Bennett and Esposito both stressed that all those dots on the map, released last month, were not confirmed sources of PFA pollution, but only potential sites. Yet the real total may be even higher.
"Just because there’s a dot on the map it doesn’t mean it definitely has PFAS, but we believe this map is actually a vast underestimate," Bennett said.
Nassau's list was dominated by electronics firms, with 41 sites, and 21 metal coaters, Esposito said. PFAS had been a boon to cookware makers using it to make non-stick pots and pans.
Suffolk’s list was led by 68 electronics enterprises and 54 waste management firms, Esposito said. The county also is home to the former Calverton naval weapons plant where Suffolk health officials say perfluorinated compounds were found in nearly 15% of nearby private drinking wells; the Navy said no sample exceeded federal health advisory levels.
New York State’s total of 3,500 potential sites where PFAS might have been used in manufacturing, incinerated, discharged into often nearby tributaries, lakes and other bodies of water, works out to 2.92% of the total number of sites around the nation.
Suffolk has some existing Superfund sites including Westhampton’s Francis S. Gabreski Airport and Suffolk County’s Fire Academy in Yaphank.
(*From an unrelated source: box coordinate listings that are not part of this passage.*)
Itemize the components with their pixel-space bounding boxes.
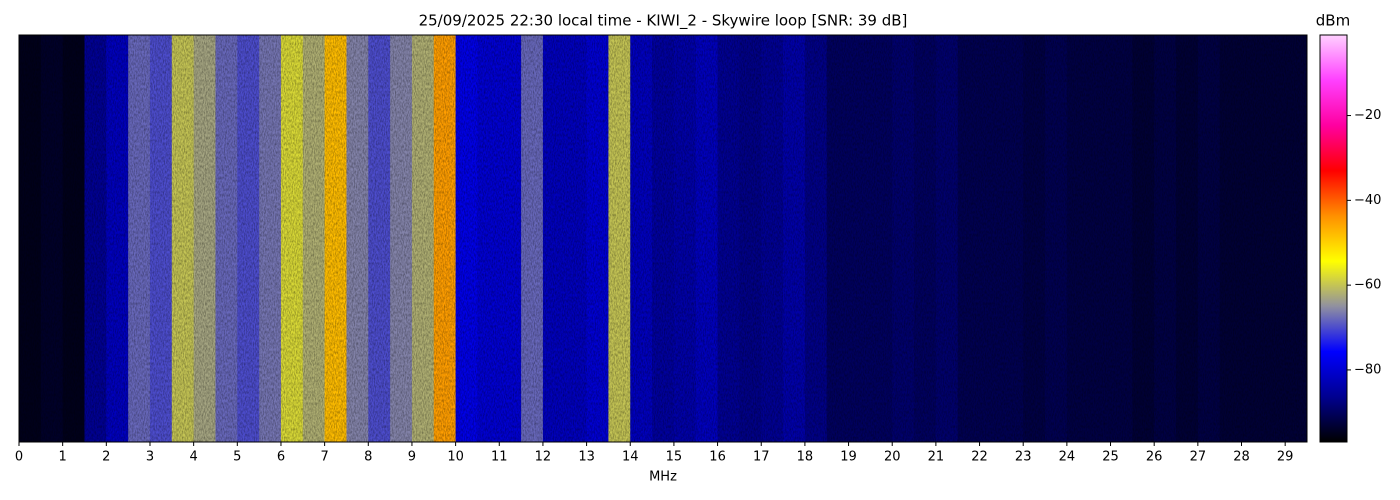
x-axis-label: MHz — [649, 470, 677, 485]
x-tick-label: 7 — [320, 450, 328, 465]
x-tick-label: 21 — [928, 450, 945, 465]
plot-frame — [18, 34, 1308, 443]
x-tick-label: 28 — [1233, 450, 1250, 465]
colorbar-tick-label: −80 — [1354, 362, 1381, 377]
x-tick-label: 0 — [15, 450, 23, 465]
colorbar-tick-label: −40 — [1354, 193, 1381, 208]
x-tick-label: 3 — [146, 450, 154, 465]
x-tick-label: 23 — [1015, 450, 1032, 465]
x-tick-label: 25 — [1102, 450, 1119, 465]
x-tick-label: 26 — [1146, 450, 1163, 465]
x-tick-label: 12 — [535, 450, 552, 465]
x-tick-label: 17 — [753, 450, 770, 465]
x-tick-label: 18 — [797, 450, 814, 465]
x-tick-label: 9 — [408, 450, 416, 465]
x-tick-label: 6 — [277, 450, 285, 465]
x-tick-label: 19 — [840, 450, 857, 465]
x-tick-label: 20 — [884, 450, 901, 465]
noise-texture — [19, 35, 1307, 442]
colorbar — [1319, 34, 1348, 443]
x-tick-label: 15 — [666, 450, 683, 465]
colorbar-tick-label: −60 — [1354, 278, 1381, 293]
x-tick-label: 27 — [1190, 450, 1207, 465]
x-tick-label: 10 — [447, 450, 464, 465]
x-tick-label: 24 — [1059, 450, 1076, 465]
chart-title: 25/09/2025 22:30 local time - KIWI_2 - S… — [419, 12, 908, 31]
x-tick-label: 29 — [1277, 450, 1294, 465]
x-tick-label: 4 — [190, 450, 198, 465]
x-tick-label: 1 — [59, 450, 67, 465]
x-tick-label: 5 — [233, 450, 241, 465]
x-tick-label: 14 — [622, 450, 639, 465]
x-tick-label: 11 — [491, 450, 508, 465]
colorbar-tick-label: −20 — [1354, 108, 1381, 123]
colorbar-label: dBm — [1316, 12, 1350, 30]
x-tick-label: 8 — [364, 450, 372, 465]
x-tick-label: 2 — [102, 450, 110, 465]
x-tick-label: 16 — [709, 450, 726, 465]
x-tick-label: 22 — [971, 450, 988, 465]
x-tick-label: 13 — [578, 450, 595, 465]
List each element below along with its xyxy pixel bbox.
Esposito and Bennett both targeted their criticisms at the EPA, saying its inaction and slow-walking the release of stricter regulations to halt the contamination was forcing New York, along with Massachusetts, California, Maine, for instance, to enact their own measures.
As remedies, the science policy director called on the EPA to abandon plans to spend decades individually examining possible harm caused by the myriad varieties of PFAS, and instead regulate them as one class.
Following Europe’s approach, any continuing use could be limited to essential purposes, such as medical or firefighting equipment until better options are found, Bennett said.
Esposito urged New York Gov. Kathy Hochul to sign bills enacted this year by the legislature requiring every state water supplier "to test for 40 emerging contaminants, including dozens of PFAS chemicals."
The governor's office had no immediate comment. The state DEC, by email, said it had begun similar surveys five years ago and already melded the new map into its "statewide, science-based investigations underway to safeguard public health and rapidly respond whenever these emerging contaminants are detected in a water supply."
While some states, such as California set lower, and thus stricter standards for their tests, the DEC said New York's gauge of 10 parts per trillion is much lower "than the current federal drinking water health advisory level" of 70 parts per trillion.
The map lists Colorado as having the highest number of possible sites, 21,000, with California second with 13,000, Oklahoma at 11,900 and Texas fourth with around 6,500.
Below New York were Florida at 3,000 and Louisiana at 2,900.